Anders als üblich verzichtet er in dieser Rolle auf jeden Charme; der Mann ist ein cholerischer Gewalttäter. Ansonsten aber gelingt es Bohm immer wieder, seine Schurken mitunter fast liebenswert zu verkörpern, etwa den Zuhälter in den beiden "Hafenpastor"-Filmen mit Jan Fedder (ARD). Zweifelsfreie Sympathieträger aber darf er selten spielen. Das war allerdings schon immer so.
Sein Filmdebüt gab Bohm, damals noch unter seinem Geburtsnamen Enkelmann, 1976 in einem Jugenddrama des Hamburger Regisseurs und Filmprofessors Hark Bohm, der ihn später adoptierte. Das Werk hieß "Nordsee ist Mordsee", Uwe war damals 14 Jahre alt und wurde schlagartig bekannt. Die Rolle des Jungen, der unter schwierigsten Bedingungen aufwächst, kannte er gut; ihm selbst war es bis dahin nicht viel anders gegangen. Auch deshalb werden die Dreharbeiten zu "Freistatt" gemischte Gefühle in ihm geweckt haben: Den deutschen Heimalltag hat er als Kind selbst erlebt. Bohms Biografie ist also eine Art "Aschenputtel"-Geschichte.
Nazis, Karrieristen, korrupte Beamte, betrügerische Unternehmer: Bohm ist auf den Bösewicht abgestempelt. Nur hin und wieder spielt er ganz normale nette Nachbarn; und noch seltener Menschen, die unverschuldet am Pranger landen.
Wie viele seiner Kollegen, die im Fernsehen auf einen bestimmten Rollentypus festgelegt werden, kann Uwe Bohm nur auf der Bühne zeigen, wie gut er tatsächlich ist. Nicht nur deshalb ist er dem Theater immer treu geblieben: Es war seine erste große Liebe. Trotz des frühen Erfolgs mit "Nordsee ist Mordsee" absolvierte er erst mal eine Lehre als Maler und Lackierer; es folgte eine Ausbildung zum Theatermaler. Allerdings dauerte es nicht lange, bis er selbst auf der Bühne stand.

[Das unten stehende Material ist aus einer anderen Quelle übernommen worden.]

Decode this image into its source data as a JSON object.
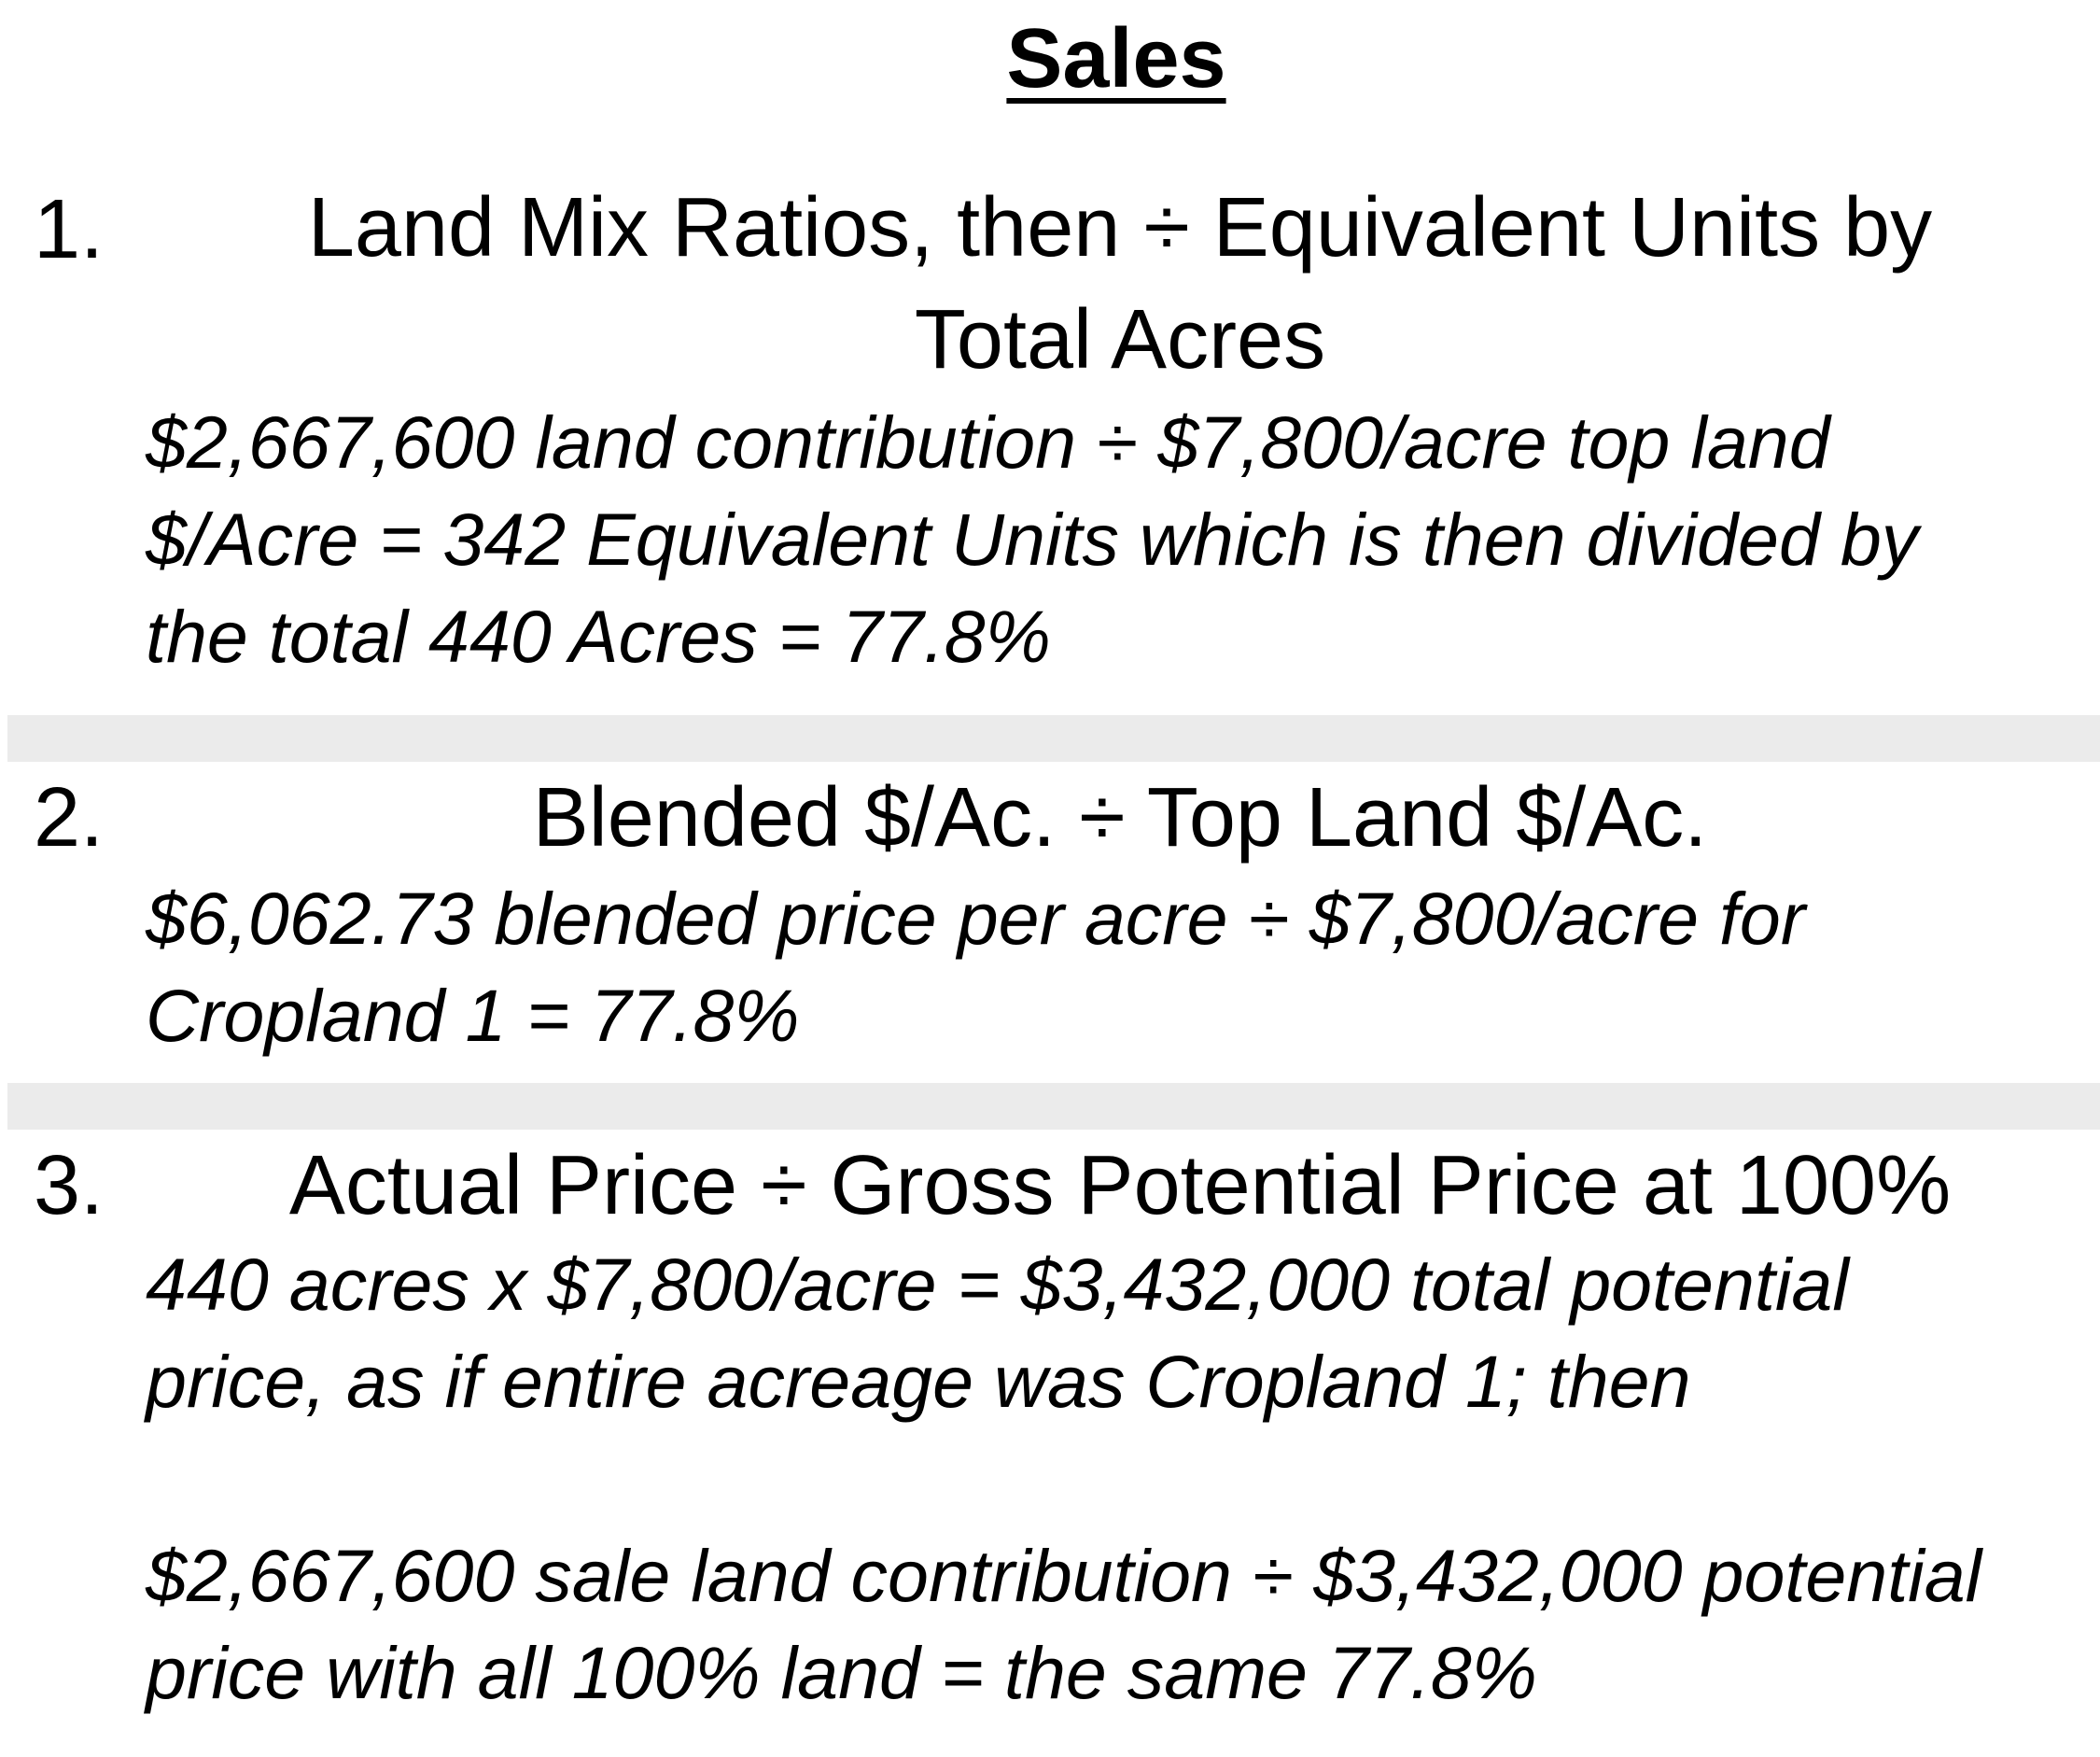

Peter Zadek, der am Deutschen Schauspielhaus in Hamburg einige Jahre zuvor schon Eva Mattes zum Theaterstar gemacht hatte, wurde Mitte der 80er zu seinem großem Förderer; das Musical "Andi" war 1987 Bohms Bühnendurchbruch. 2004 führte die Titelrolle in "Peer Gynt" die beiden am Berliner Ensemble wieder zusammen. Der Draufgänger von einst ist längst erwachsen geworden, aber eine gewisse jugendliche Unbekümmertheit zeichnet Bohm immer noch aus; die Rolle des charmanten Schurken wird er vermutlich bis ins Alter nicht mehr los.
Uwe Bohms frühe Filme
Auf "Nordsee ist Mordsee" im Jahr 1976 folgten noch einige weitere Filme Uwe Bohms mit seinem Adoptivvater.Darunter auch "Yasemin" (1988). Für diese deutsch-türkische "Romeo und Julia"-Variante bekam er den Bayerischen Filmpreis; nun hatte er sich endgültig auch als erwachsener Schauspieler etabliert.
Seither hat er in weit über hundert Filmen und Serienfolgen mitgewirkt, liebenswerte Zeitgenossen sind seine Figuren so gut wie nie.